Trust Art is a social platform that is commissioning
ten public artworks over the next year. People are invited to
become shareholders with $1, share with interested friends, and renew culture.

Perfume Fountain for Humanity

A public project led by artist Anne McClain

Project Proposal

The creation of a perfume begins with a brief. For Anne’s project, that brief is to create a scent based on the experience of an act of humanity.

In September of 2009, Anne will travel to the city of San Miguel de Allende in Mexico with a group of twelve friends and perfumers and spend one week volunteering at the Casa de los Angeles, teaching art and visiting the local botanical garden at a day care center for children of single mothers. This act will serve as a tribute to a friend of Anne’s who volunteered at the Casa de los Angeles in 2003 and wrote of her experience, “I want to work with children..and do something to somehow improve their lives. I know that sometimes that means simply being 'present' to them..sharing a hug, holding them, smiling with them. We don't always have to do the big things to make a difference. If in my time of working with them I can benefit their families and the community in which they live I will be grateful.”

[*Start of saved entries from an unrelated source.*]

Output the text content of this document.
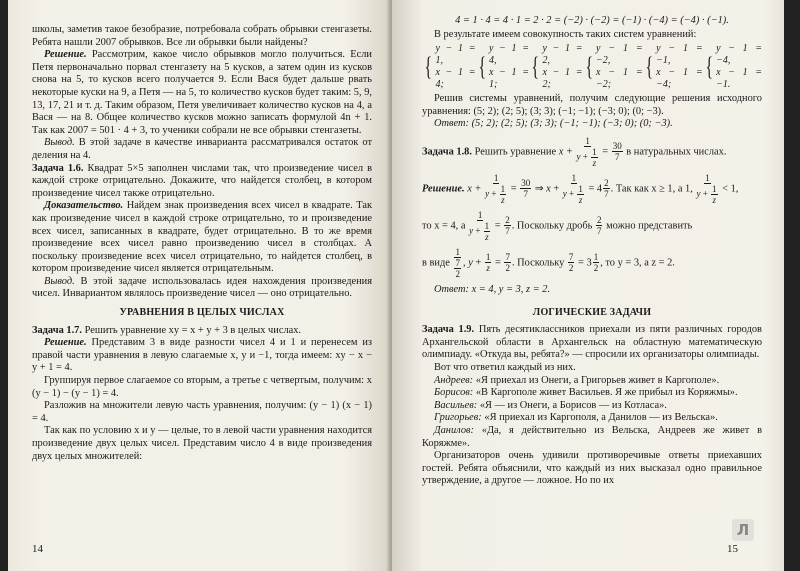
школы, заметив такое безобразие, потребовала собрать обрывки стенгазеты. Ребята нашли 2007 обрывков. Все ли обрывки были найдены?

Решение. Рассмотрим, какое число обрывков могло получиться. Если Петя первоначально порвал стенгазету на 5 кусков, а затем один из кусков снова на 5, то кусков всего получается 9. Если Вася будет дальше рвать некоторые куски на 9, а Петя — на 5, то количество кусков будет таким: 5, 9, 13, 17, 21 и т. д. Таким образом, Петя увеличивает количество кусков на 4, а Вася — на 8. Общее количество кусков можно записать формулой 4n + 1. Так как 2007 = 501 · 4 + 3, то ученики собрали не все обрывки стенгазеты.

Вывод. В этой задаче в качестве инварианта рассматривался остаток от деления на 4.

Задача 1.6. Квадрат 5×5 заполнен числами так, что произведение чисел в каждой строке отрицательно. Докажите, что найдется столбец, в котором произведение чисел также отрицательно.

Доказательство. Найдем знак произведения всех чисел в квадрате. Так как произведение чисел в каждой строке отрицательно, то и произведение всех чисел, записанных в квадрате, будет отрицательно. В то же время произведение всех чисел равно произведению чисел в столбцах. А поскольку произведение всех чисел отрицательно, то найдется столбец, в котором произведение чисел является отрицательным.

Вывод. В этой задаче использовалась идея нахождения произведения чисел. Инвариантом являлось произведение чисел — оно отрицательно.

УРАВНЕНИЯ В ЦЕЛЫХ ЧИСЛАХ

Задача 1.7. Решить уравнение xy = x + y + 3 в целых числах.

Решение. Представим 3 в виде разности чисел 4 и 1 и перенесем из правой части уравнения в левую слагаемые x, y и −1, тогда имеем: xy − x − y + 1 = 4.

Группируя первое слагаемое со вторым, а третье с четвертым, получим: x (y − 1) − (y − 1) = 4.

Разложив на множители левую часть уравнения, получим: (y − 1) (x − 1) = 4.

Так как по условию x и y — целые, то в левой части уравнения находится произведение двух целых чисел. Представим число 4 в виде произведения двух целых множителей:

14

4 = 1 · 4 = 4 · 1 = 2 · 2 = (−2) · (−2) = (−1) · (−4) = (−4) · (−1).

В результате имеем совокупность таких систем уравнений:

{
y − 1 = 1,
x − 1 = 4;
{
y − 1 = 4,
x − 1 = 1;
{
y − 1 = 2,
x − 1 = 2;
{
y − 1 = −2,
x − 1 = −2;
{
y − 1 = −1,
x − 1 = −4;
{
y − 1 = −4,
x − 1 = −1.

Решив системы уравнений, получим следующие решения исходного уравнения: (5; 2); (2; 5); (3; 3); (−1; −1); (−3; 0); (0; −3).

Ответ: (5; 2); (2; 5); (3; 3); (−1; −1); (−3; 0); (0; −3).

Задача 1.8. Решить уравнение $x + \frac{1}{y + \frac{1}{z}} = \frac{30}{7}$ в натуральных числах.

Решение. $x + \frac{1}{y + \frac{1}{z}} = \frac{30}{7}$ ⇒ $x + \frac{1}{y + \frac{1}{z}} = 4 \frac{2}{7}$ . Так как x ≥ 1, а 1, $\frac{1}{y + \frac{1}{z}} < 1$,

то x = 4, а $\frac{1}{y + \frac{1}{z}} = \frac{2}{7}$ . Поскольку дробь $\frac{2}{7}$ можно представить

в виде $\frac{1}{\frac{7}{2}}$ , $y + \frac{1}{z} = \frac{7}{2}$ . Поскольку $\frac{7}{2} = 3 \frac{1}{2}$ , то y = 3, а z = 2.

Ответ: x = 4, y = 3, z = 2.

ЛОГИЧЕСКИЕ ЗАДАЧИ

Задача 1.9. Пять десятиклассников приехали из пяти различных городов Архангельской области в Архангельск на областную математическую олимпиаду. «Откуда вы, ребята?» — спросили их организаторы олимпиады.

Вот что ответил каждый из них.

Андреев: «Я приехал из Онеги, а Григорьев живет в Каргополе».

Борисов: «В Каргополе живет Васильев. Я же прибыл из Коряжмы».

Васильев: «Я — из Онеги, а Борисов — из Котласа».

Григорьев: «Я приехал из Каргополя, а Данилов — из Вельска».

Данилов: «Да, я действительно из Вельска, Андреев же живет в Коряжме».

Организаторов очень удивили противоречивые ответы приехавших гостей. Ребята объяснили, что каждый из них высказал одно правильное утверждение, а другое — ложное. Но по их

15
Л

In Grasse, France, the capital of the perfume industry, Anne will create the Humanity scent by combining the techniques of modern perfumery and her studies in aromatherapy. Anne's intention is to use the inherent healing and transformative effects of natural plant materials to create a scent to uplift, encourage relaxation and making connections, stimulate compassion, and nurture a sense of letting go.

The Humanity scent will take the form of a fountain of perfumed water. A place of gathering often found in town squares (in Grasse, a fountain is located in the central square where the daily flower market takes place; in San Miguel de Allende the area where the fountain is located is called El Jardin), the fountain will serve as a place for communing, contemplation, and reflection. The creation of the fountain will be a collaborative effort between Anne, glass artist Alan Iwamura, and industrial designer Lance McGregor.

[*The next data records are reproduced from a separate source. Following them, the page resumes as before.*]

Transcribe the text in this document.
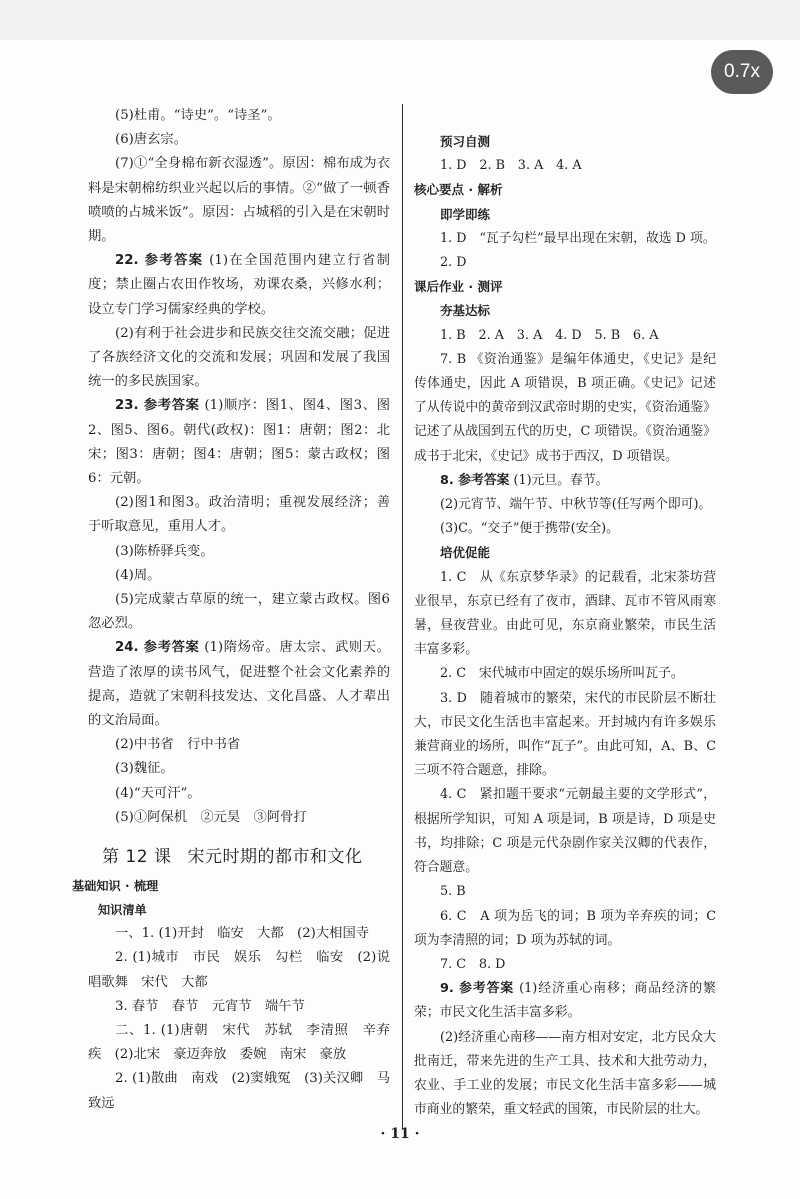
0.7x

(5)杜甫。“诗史”。“诗圣”。

(6)唐玄宗。

(7)①“全身棉布新衣湿透”。原因：棉布成为衣料是宋朝棉纺织业兴起以后的事情。②“做了一顿香喷喷的占城米饭”。原因：占城稻的引入是在宋朝时期。

22. 参考答案 (1)在全国范围内建立行省制度；禁止圈占农田作牧场，劝课农桑，兴修水利；设立专门学习儒家经典的学校。

(2)有利于社会进步和民族交往交流交融；促进了各族经济文化的交流和发展；巩固和发展了我国统一的多民族国家。

23. 参考答案 (1)顺序：图1、图4、图3、图2、图5、图6。朝代(政权)：图1：唐朝；图2：北宋；图3：唐朝；图4：唐朝；图5：蒙古政权；图6：元朝。

(2)图1和图3。政治清明；重视发展经济；善于听取意见，重用人才。

(3)陈桥驿兵变。

(4)周。

(5)完成蒙古草原的统一，建立蒙古政权。图6忽必烈。

24. 参考答案 (1)隋炀帝。唐太宗、武则天。营造了浓厚的读书风气，促进整个社会文化素养的提高，造就了宋朝科技发达、文化昌盛、人才辈出的文治局面。

(2)中书省　行中书省

(3)魏征。

(4)“天可汗”。

(5)①阿保机　②元昊　③阿骨打

第 12 课 宋元时期的都市和文化
基础知识 · 梳理
知识清单

一、1. (1)开封　临安　大都　(2)大相国寺

2. (1)城市　市民　娱乐　勾栏　临安　(2)说唱歌舞　宋代　大都

3. 春节　春节　元宵节　端午节

二、1. (1)唐朝　宋代　苏轼　李清照　辛弃疾　(2)北宋　豪迈奔放　委婉　南宋　豪放

2. (1)散曲　南戏　(2)窦娥冤　(3)关汉卿　马致远

预习自测

1. D　2. B　3. A　4. A

核心要点 · 解析
即学即练

1. D　“瓦子勾栏”最早出现在宋朝，故选 D 项。

2. D

课后作业 · 测评
夯基达标

1. B　2. A　3. A　4. D　5. B　6. A

7. B 《资治通鉴》是编年体通史，《史记》是纪传体通史，因此 A 项错误，B 项正确。《史记》记述了从传说中的黄帝到汉武帝时期的史实，《资治通鉴》记述了从战国到五代的历史，C 项错误。《资治通鉴》成书于北宋，《史记》成书于西汉，D 项错误。

8. 参考答案 (1)元旦。春节。

(2)元宵节、端午节、中秋节等(任写两个即可)。

(3)C。“交子”便于携带(安全)。

培优促能

1. C　从《东京梦华录》的记载看，北宋茶坊营业很早，东京已经有了夜市，酒肆、瓦市不管风雨寒暑，昼夜营业。由此可见，东京商业繁荣，市民生活丰富多彩。

2. C　宋代城市中固定的娱乐场所叫瓦子。

3. D　随着城市的繁荣，宋代的市民阶层不断壮大，市民文化生活也丰富起来。开封城内有许多娱乐兼营商业的场所，叫作“瓦子”。由此可知，A、B、C 三项不符合题意，排除。

4. C　紧扣题干要求“元朝最主要的文学形式”，根据所学知识，可知 A 项是词，B 项是诗，D 项是史书，均排除；C 项是元代杂剧作家关汉卿的代表作，符合题意。

5. B

6. C　A 项为岳飞的词；B 项为辛弃疾的词；C 项为李清照的词；D 项为苏轼的词。

7. C　8. D

9. 参考答案 (1)经济重心南移；商品经济的繁荣；市民文化生活丰富多彩。

(2)经济重心南移——南方相对安定，北方民众大批南迁，带来先进的生产工具、技术和大批劳动力，农业、手工业的发展；市民文化生活丰富多彩——城市商业的繁荣，重文轻武的国策，市民阶层的壮大。

· 11 ·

The fountain will be placed in a public space in New York, acting as a gathering place for people to experience the inspiration and meaning behind Humanity. The fountain is meant to transmit positive energy into the public. The question it will pose is: can good will be spread through scent?

About the Artist

Anne McClain is currently attending the Grasse Institute of Perfumery, taking courses in natural and synthetic raw materials, chemistry, and creation. She studied environmental studies, philosophy, and art at Brown University.

Anne fell into scent as an artistic medium through photography. Anne used photography in the same way she uses scents now - to flatten an experience or memory into something tangible. She also studied aromatherapy to understand the psychological effects the distillation of flowers, resins, barks, peels, leaves and other plant materials have on people.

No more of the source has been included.